The mundane routine of actual police work has never been something that takes front and centre stage on our screens. From the days of the gumshoe detective, to the Lethal Weapons, to Miami Vice and NYPDCSINCIS, being a detective and hunting killers is exciting, dangerous, and dramatic!

Kaga (right, Abe) contemplating how awesome he is while main suspect Asai (Matsushima) thinks about who she needs to kill cast next.

Except in Japan? Based on a book, the most recent in the highly successful, 3-decade long Detective Kaga novel series by popular author Keigo Higashino, The Crimes that Bind manages to capture this plodding doggedness that yes, does in fact solve most cases, and it’s by no means any less interesting than your typical All American Cop running the bad guys down and exchanging gunfire. Unfortunately what lets this film down is the opposite – too many instead of not enough points of focus.

The distinctive and quite capable Hiroshi Abe (After the Storm, Thermae Romae) plays Higashino’s go-to genius detective, Kaga. However, his apparent vocation is not where our story starts. For those (like me in fact) not familiar with the series’ character, the story actually begins with no indication that Kaga is in fact a policeman at all. Instead, he’s merely someone receiving some news – that his estranged mother has died. Having been abandoned by her as a child for reasons unknown, Kaga understandably has mixed feelings about this, but what exactly does this have to do with crime, I can hear you ask?

Skip forward half a decade or so, and a completely different character – a young detective by the name of Matsumiya (Junpeu Mizobata) – is investigating a completely unrelated murder. Clearly, he’s the Genius Kid Cop Misunderstood By His Older Less Clever Peers, but if this is his case and his movie, why is Abe on the poster? The mystery thickens.

Little do those of us who didn’t do the pre-reading know, Matsumiya is related to Kaga, whose own beat is the Nihonbashi precinct, and of course turns to him for advice when his leads quickly run out. He has instinct but he’s missing some pretty big pieces. Fortuitously, he says the one thing to Kaga that manages to connect Kaga’s past, his mother, and this current murder case, and Kaga promptly transfers himself to Matsumiya’s district to help. As events unfold and connections become more numerous, we probably expect this is going to follow along the same venerated narrative lines as all good murder thrillers. But alas. This film could have gone there, particularly with the introduction of the most likely suspect, successful but remote theatre director Hiromi Asai, played with poise, mystery and just the right amount of understated psychopathic potential by Nanako Matsushima (Ring, Shield of Straw). Instead it becomes a confusion of flashbacks, investigative montages, and emotional exposition, where Kaga makes some pretty wild and unsupported conclusive leaps (seemingly in order to move the narrative along) and almost all of Asai’s value as a truly chilling adversary to our clever detective is ignored in favour of some heavy-handed justifications for why people become the way they are.
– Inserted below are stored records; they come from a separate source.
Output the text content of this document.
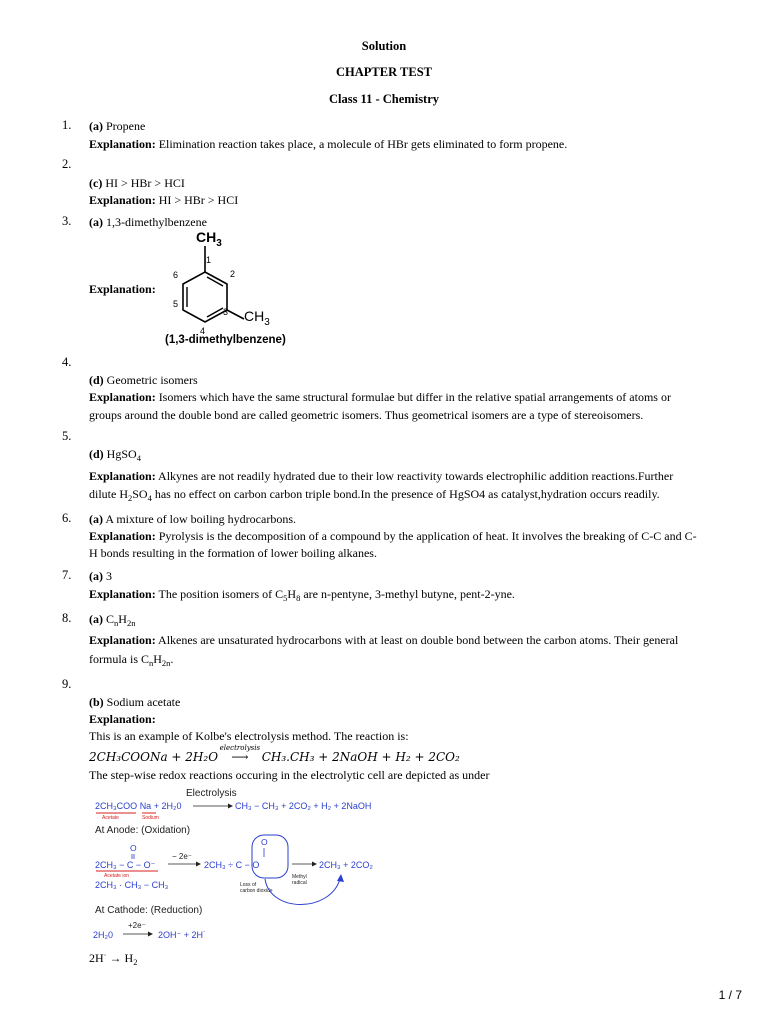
Solution
CHAPTER TEST
Class 11 - Chemistry
1. (a) Propene
Explanation: Elimination reaction takes place, a molecule of HBr gets eliminated to form propene.
2.
(c) HI > HBr > HCI
Explanation: HI > HBr > HCI
3. (a) 1,3-dimethylbenzene
Explanation:
$CH_3$
$CH_3$
1
2
3
4
5
6
(1,3-dimethylbenzene)
4.
(d) Geometric isomers
Explanation: Isomers which have the same structural formulae but differ in the relative spatial arrangements of atoms or
groups around the double bond are called geometric isomers. Thus geometrical isomers are a type of stereoisomers.
5.
(d) HgSO$_4$
Explanation: Alkynes are not readily hydrated due to their low reactivity towards electrophilic addition reactions.Further
dilute $H_2SO_4$ has no effect on carbon carbon triple bond.In the presence of HgSO4 as catalyst,hydration occurs readily.
6. (a) A mixture of low boiling hydrocarbons.
Explanation: Pyrolysis is the decomposition of a compound by the application of heat. It involves the breaking of C-C and C-
H bonds resulting in the formation of lower boiling alkanes.
7. (a) 3
Explanation: The position isomers of $C_5H_8$ are n-pentyne, 3-methyl butyne, pent-2-yne.
8. (a) $C_nH_{2n}$
Explanation: Alkenes are unsaturated hydrocarbons with at least on double bond between the carbon atoms. Their general
formula is $C_nH_{2n}$.
9.
(b) Sodium acetate
Explanation:
This is an example of Kolbe's electrolysis method. The reaction is:
2CH₃COONa + 2H₂O
electrolysis
⟶ CH₃.CH₃ + 2NaOH + H₂ + 2CO₂
The step-wise redox reactions occuring in the electrolytic cell are depicted as under
Electrolysis
2CH₃COO Na + 2H₂0
Acetate	Sodium
CH₃ − CH₃ + 2CO₂ + H₂ + 2NaOH
At Anode: (Oxidation)
O
2CH₃ − C − O⁻
Acetate ion
− 2e⁻
2CH₃ ÷ C − O
O
2CH₃ + 2CO₂
Loss of
carbon dioxide
Methyl
radical
2CH₃ · CH₃ − CH₃
At Cathode: (Reduction)
+2e⁻
2H₂0	2OH⁻ + 2H˙
$2H^\cdot \to H_2$
1 / 7
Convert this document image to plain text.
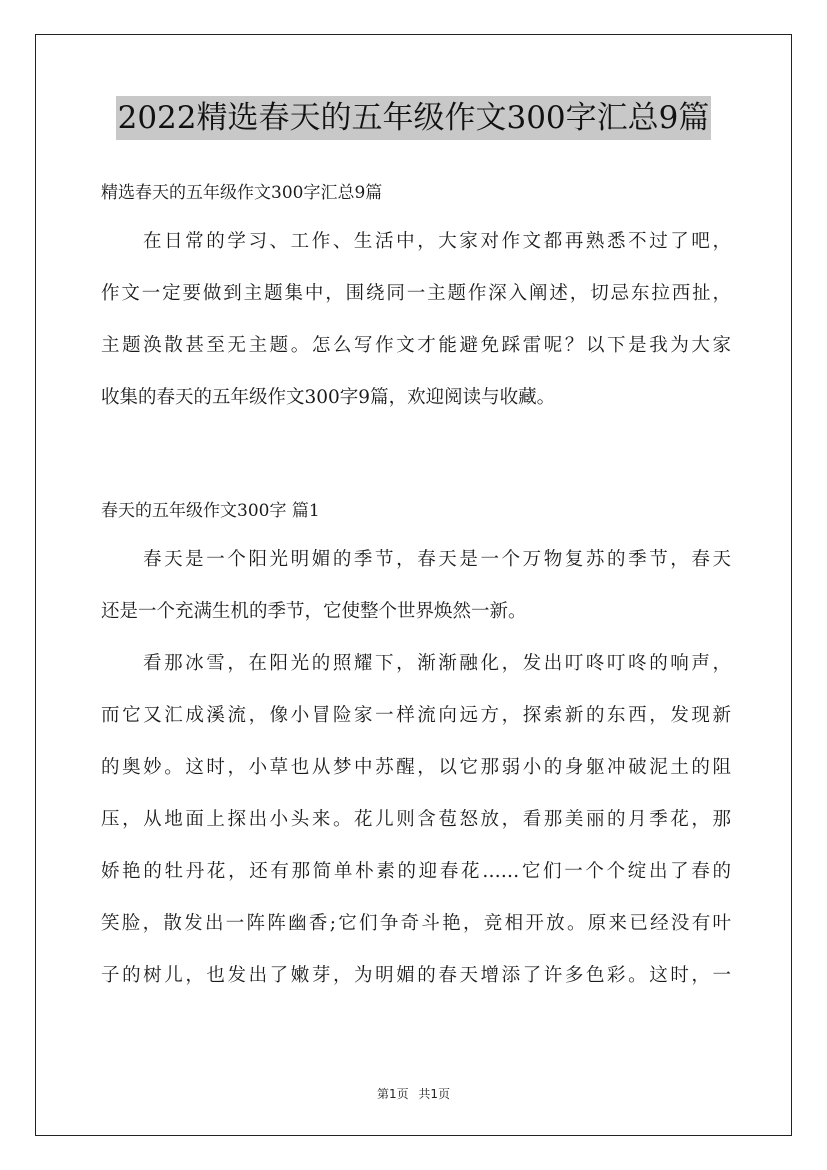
2022精选春天的五年级作文300字汇总9篇
精选春天的五年级作文300字汇总9篇
在日常的学习、工作、生活中，大家对作文都再熟悉不过了吧，
作文一定要做到主题集中，围绕同一主题作深入阐述，切忌东拉西扯，
主题涣散甚至无主题。怎么写作文才能避免踩雷呢？以下是我为大家
收集的春天的五年级作文300字9篇，欢迎阅读与收藏。
春天的五年级作文300字 篇1
春天是一个阳光明媚的季节，春天是一个万物复苏的季节，春天
还是一个充满生机的季节，它使整个世界焕然一新。
看那冰雪，在阳光的照耀下，渐渐融化，发出叮咚叮咚的响声，
而它又汇成溪流，像小冒险家一样流向远方，探索新的东西，发现新
的奥妙。这时，小草也从梦中苏醒，以它那弱小的身躯冲破泥土的阻
压，从地面上探出小头来。花儿则含苞怒放，看那美丽的月季花，那
娇艳的牡丹花，还有那简单朴素的迎春花……它们一个个绽出了春的
笑脸，散发出一阵阵幽香;它们争奇斗艳，竞相开放。原来已经没有叶
子的树儿，也发出了嫩芽，为明媚的春天增添了许多色彩。这时，一
第1页 共1页
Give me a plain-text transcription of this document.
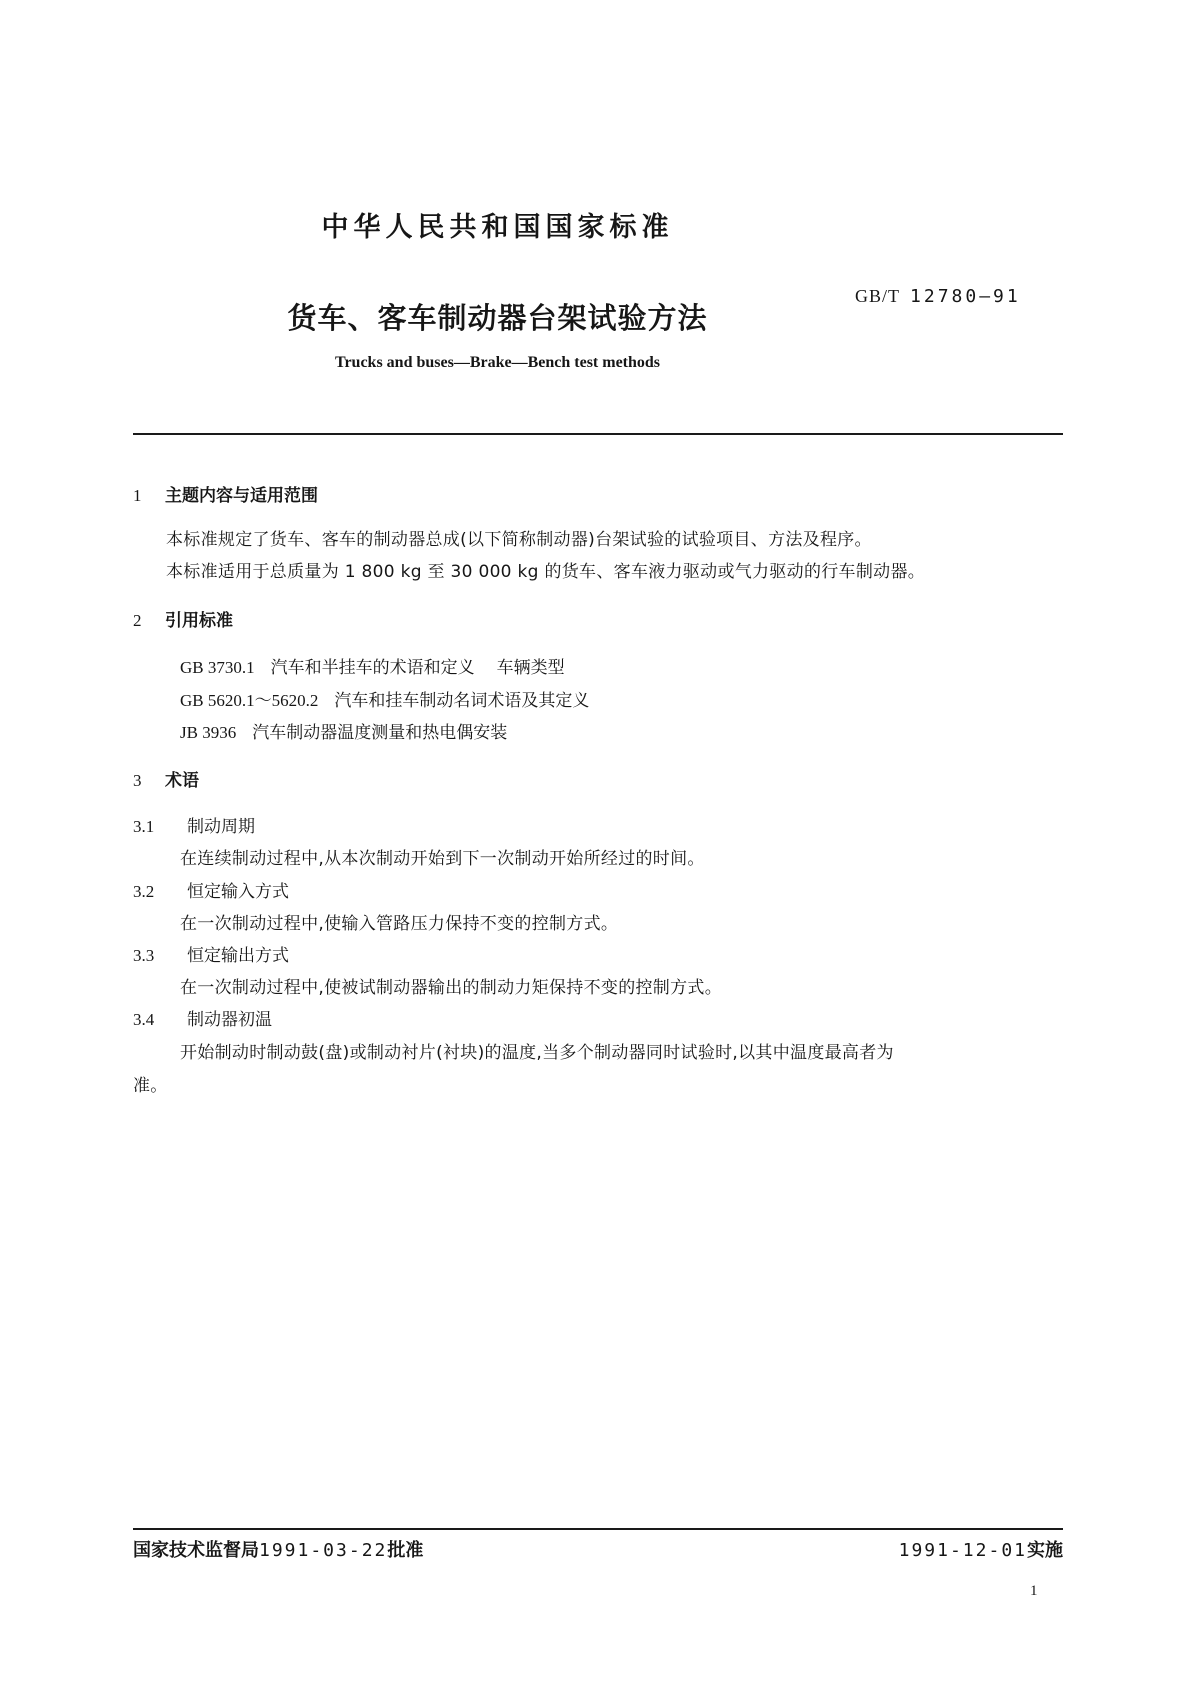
中华人民共和国国家标准
GB/T 12780—91
货车、客车制动器台架试验方法
Trucks and buses—Brake—Bench test methods
1 主题内容与适用范围
本标准规定了货车、客车的制动器总成(以下简称制动器)台架试验的试验项目、方法及程序。
本标准适用于总质量为 1 800 kg 至 30 000 kg 的货车、客车液力驱动或气力驱动的行车制动器。
2 引用标准
GB 3730.1 汽车和半挂车的术语和定义 车辆类型
GB 5620.1～5620.2 汽车和挂车制动名词术语及其定义
JB 3936 汽车制动器温度测量和热电偶安装
3 术语
3.1 制动周期
在连续制动过程中,从本次制动开始到下一次制动开始所经过的时间。
3.2 恒定输入方式
在一次制动过程中,使输入管路压力保持不变的控制方式。
3.3 恒定输出方式
在一次制动过程中,使被试制动器输出的制动力矩保持不变的控制方式。
3.4 制动器初温
开始制动时制动鼓(盘)或制动衬片(衬块)的温度,当多个制动器同时试验时,以其中温度最高者为
准。
国家技术监督局1991-03-22批准	1991-12-01实施
1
She’s really not that bad. DOP Masahiro Suda uses colour to some seriously brilliant effect.

Not only that, but the music. No, I’m not sure I can even describe it but “aggressively melodramatic” might come close. Truly, it couldn’t have been more apparent that now was when you needed to cry if it held up a sign with instructions, the result of which was the audience actually tittering out a laugh in what should have been the most emotionally devastating and psychologically chilling scene in the film.

It’s such wasted potential, the fallout of what seems to be a terminal case of confused purpose. Yes, the Detective Kaga series is known for its emotionally engaging storylines and you do get a sense of that, particularly out of Abe’s performance. His comic timing is as usual excellent, and when he’s not chewing scenery he has a subtle and deft touch that makes you really feel. You can see his conflict, his compassion. In some ways, it’s like solving crime isn’t just a job, it’s an act of mercy.

Kaga is famous for seeing the humanity in the perpetrators even while he works to bring justice for the victims’ sakes, but this film would have been far more effective if it had remembered that this is cinema, not literature and not television. There’s a limited amount of time a film has to tell its tale, and sadly The Crimes That Bind ultimately becomes a victim of its own attempt to be all things – too many things – to all people – thriller, drama, light-hearted comedy, personable slice of life but still loyal to the novels/TV shows. In the end, the murders might have been solved, but audiences may still walk away asking themselves how.

5.5 jarring musical pieces out of 10.